Before that, I made modifications to the features I was using with openCV. After getting undesired results from adding more features than the ones listed above I decided to take a step back and try to figure why I was not improving. I tried adding in the moments of the leaves, which are characteristics about the leaf. While what most of the of the moments mean are not clear to me, there are a total of 24, one of them that's named 'm00' is the area of the leaf. But, my results were not improving. So, I stuck with just the moments and the perimeter of the leaf.

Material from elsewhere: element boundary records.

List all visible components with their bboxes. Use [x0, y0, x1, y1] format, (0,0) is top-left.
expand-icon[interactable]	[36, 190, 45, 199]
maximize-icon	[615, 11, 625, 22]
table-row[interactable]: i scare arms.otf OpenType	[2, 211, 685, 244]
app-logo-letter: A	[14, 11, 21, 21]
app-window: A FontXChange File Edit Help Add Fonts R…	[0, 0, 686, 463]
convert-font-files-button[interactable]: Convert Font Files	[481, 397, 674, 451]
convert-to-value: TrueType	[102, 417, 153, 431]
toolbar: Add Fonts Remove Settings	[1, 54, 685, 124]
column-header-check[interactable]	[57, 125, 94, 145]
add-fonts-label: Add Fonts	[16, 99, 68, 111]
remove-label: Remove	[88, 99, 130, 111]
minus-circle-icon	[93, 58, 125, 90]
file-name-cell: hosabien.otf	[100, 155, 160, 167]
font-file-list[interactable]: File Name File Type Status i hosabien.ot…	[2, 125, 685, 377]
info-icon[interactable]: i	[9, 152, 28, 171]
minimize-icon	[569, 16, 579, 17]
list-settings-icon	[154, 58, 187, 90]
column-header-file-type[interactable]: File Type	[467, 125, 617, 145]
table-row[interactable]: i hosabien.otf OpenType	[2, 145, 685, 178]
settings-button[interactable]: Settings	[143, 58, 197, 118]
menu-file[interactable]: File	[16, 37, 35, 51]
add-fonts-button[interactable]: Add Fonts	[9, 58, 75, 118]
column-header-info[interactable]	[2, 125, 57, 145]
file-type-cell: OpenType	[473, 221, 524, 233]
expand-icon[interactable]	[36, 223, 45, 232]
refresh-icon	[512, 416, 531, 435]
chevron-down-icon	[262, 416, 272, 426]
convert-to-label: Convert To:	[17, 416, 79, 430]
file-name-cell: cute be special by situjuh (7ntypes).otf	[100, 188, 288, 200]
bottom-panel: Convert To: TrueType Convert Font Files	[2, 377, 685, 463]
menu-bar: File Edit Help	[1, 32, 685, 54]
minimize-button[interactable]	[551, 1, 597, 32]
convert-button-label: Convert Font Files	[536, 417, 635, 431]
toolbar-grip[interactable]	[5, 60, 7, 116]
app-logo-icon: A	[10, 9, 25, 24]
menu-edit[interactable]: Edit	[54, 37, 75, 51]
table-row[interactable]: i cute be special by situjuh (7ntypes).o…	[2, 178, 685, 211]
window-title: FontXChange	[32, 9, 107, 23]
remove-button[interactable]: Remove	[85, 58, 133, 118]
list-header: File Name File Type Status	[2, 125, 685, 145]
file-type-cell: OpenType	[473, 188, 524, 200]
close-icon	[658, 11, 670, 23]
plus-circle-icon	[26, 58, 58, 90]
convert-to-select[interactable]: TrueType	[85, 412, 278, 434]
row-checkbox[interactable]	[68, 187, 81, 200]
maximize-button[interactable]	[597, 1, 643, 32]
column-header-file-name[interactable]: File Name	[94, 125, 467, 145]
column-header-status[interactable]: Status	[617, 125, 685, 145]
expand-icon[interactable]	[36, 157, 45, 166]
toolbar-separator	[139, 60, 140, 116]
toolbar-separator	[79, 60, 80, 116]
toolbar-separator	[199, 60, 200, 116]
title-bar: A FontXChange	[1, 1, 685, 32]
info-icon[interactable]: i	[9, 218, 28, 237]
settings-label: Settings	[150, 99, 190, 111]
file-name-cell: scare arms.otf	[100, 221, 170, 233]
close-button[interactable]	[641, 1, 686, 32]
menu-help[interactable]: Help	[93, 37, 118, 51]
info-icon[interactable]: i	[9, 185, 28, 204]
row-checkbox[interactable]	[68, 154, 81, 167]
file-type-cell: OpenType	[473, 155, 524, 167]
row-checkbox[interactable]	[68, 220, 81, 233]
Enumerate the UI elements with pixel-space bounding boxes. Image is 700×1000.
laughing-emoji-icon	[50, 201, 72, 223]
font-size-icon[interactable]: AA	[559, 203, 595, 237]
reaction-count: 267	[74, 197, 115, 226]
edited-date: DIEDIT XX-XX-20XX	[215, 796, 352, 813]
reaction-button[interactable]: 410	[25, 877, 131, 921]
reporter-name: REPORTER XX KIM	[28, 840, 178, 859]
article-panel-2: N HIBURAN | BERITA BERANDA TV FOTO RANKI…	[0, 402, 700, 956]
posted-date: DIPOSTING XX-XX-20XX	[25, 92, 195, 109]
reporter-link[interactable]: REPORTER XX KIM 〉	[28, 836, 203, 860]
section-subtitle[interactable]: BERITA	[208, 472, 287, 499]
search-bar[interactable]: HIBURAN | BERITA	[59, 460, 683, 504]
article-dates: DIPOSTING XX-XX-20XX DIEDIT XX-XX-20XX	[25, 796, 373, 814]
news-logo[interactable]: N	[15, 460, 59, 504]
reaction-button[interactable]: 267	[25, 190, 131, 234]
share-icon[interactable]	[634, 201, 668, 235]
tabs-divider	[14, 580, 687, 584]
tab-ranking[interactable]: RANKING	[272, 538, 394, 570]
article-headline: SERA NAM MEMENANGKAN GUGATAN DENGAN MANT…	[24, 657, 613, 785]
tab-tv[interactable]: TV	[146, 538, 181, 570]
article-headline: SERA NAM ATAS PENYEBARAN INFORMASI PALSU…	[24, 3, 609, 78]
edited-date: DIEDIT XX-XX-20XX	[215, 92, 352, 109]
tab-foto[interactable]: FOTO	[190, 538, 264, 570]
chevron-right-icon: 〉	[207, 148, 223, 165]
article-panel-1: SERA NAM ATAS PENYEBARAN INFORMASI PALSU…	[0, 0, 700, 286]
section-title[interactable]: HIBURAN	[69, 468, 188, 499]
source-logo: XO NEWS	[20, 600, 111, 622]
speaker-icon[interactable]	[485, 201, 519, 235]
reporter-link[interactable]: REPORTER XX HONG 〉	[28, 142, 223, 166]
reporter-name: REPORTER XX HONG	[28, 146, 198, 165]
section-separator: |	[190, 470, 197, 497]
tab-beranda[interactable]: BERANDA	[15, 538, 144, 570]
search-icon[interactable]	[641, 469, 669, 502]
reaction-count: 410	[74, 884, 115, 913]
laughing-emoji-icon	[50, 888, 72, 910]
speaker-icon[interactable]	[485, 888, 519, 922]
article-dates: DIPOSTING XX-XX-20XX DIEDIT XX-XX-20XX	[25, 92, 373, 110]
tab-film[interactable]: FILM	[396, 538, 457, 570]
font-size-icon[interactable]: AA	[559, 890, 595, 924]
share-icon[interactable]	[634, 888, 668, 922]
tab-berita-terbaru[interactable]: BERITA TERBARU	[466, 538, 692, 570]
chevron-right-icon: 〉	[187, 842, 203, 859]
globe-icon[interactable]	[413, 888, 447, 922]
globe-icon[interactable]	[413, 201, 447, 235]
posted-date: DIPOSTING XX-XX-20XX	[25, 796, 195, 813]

This idea to use only the moments of the leaves came from Ivan Sosnovik. I decided to keep using the perimeter to see if it would help at all. His results were better than mine despite him using only the moments along with PCA and some extra features obtained from the original images. So, I tried using only the moments and the perimeter and sure enough I obtained a better Kaggle score. But, this result was counter-intuitive since openCV was not working properly with just using the moments the way he did. This is because openCV's findCountours function gives a list of contours that pertain to different objects in the image. My code accesses the first set of contours contours[0] in the list and uses the moments obtained from them. I only have one leaf per picture so that should not be an issue if I do it for all images, right? Wrong. Some of the pixels on the original images and not connected to their leaves, which is causing openCV's findCountours to treat them as their own object. These contours are put first in the list and the contours of the leaf are put second, or third, etc. depending on how many areas of the leaf have detached pixels. This means sometimes the moments are all zeros since there are times it is only one pixel that isn't connected, or moments of a tiny object that does not exist in the original image. This happens to leaves at random, not a specific species and it effects around 50 - 60 of the total amount of leaves. Despite this flaw I still receive better results using it. Attempts to fix this by choosing the correct contours that will give me moments of the leaf have given me worse results, oddly enough. So, the openCV code I am using that isn't working 100% correctly is still being used.

With this and the coordinates from t-SNE I was now averaging a Kaggle score of around 0.0067 with sklearn. When using my Keras network I averaged around 0.0085, so both showed signs of improvement. The score I received from sklearn put me around spot 65 on the public leader board. Using the coordinates from t-SNE gave me a slightly better score. One run without them received 0.00686 while one run with them received 0.00667. I decided to look at the leaves that were getting confused. I did this be looking at the prediction of leaves that had a probability of less than 95%. Here are the leaves that were predicted and the top three predictions.

I added in finding the perimeter through OpenCV and tweaked the logistic regression model. I received a Kaggle score of 0.00650 which places me at exactly 65 on the public leaderboard.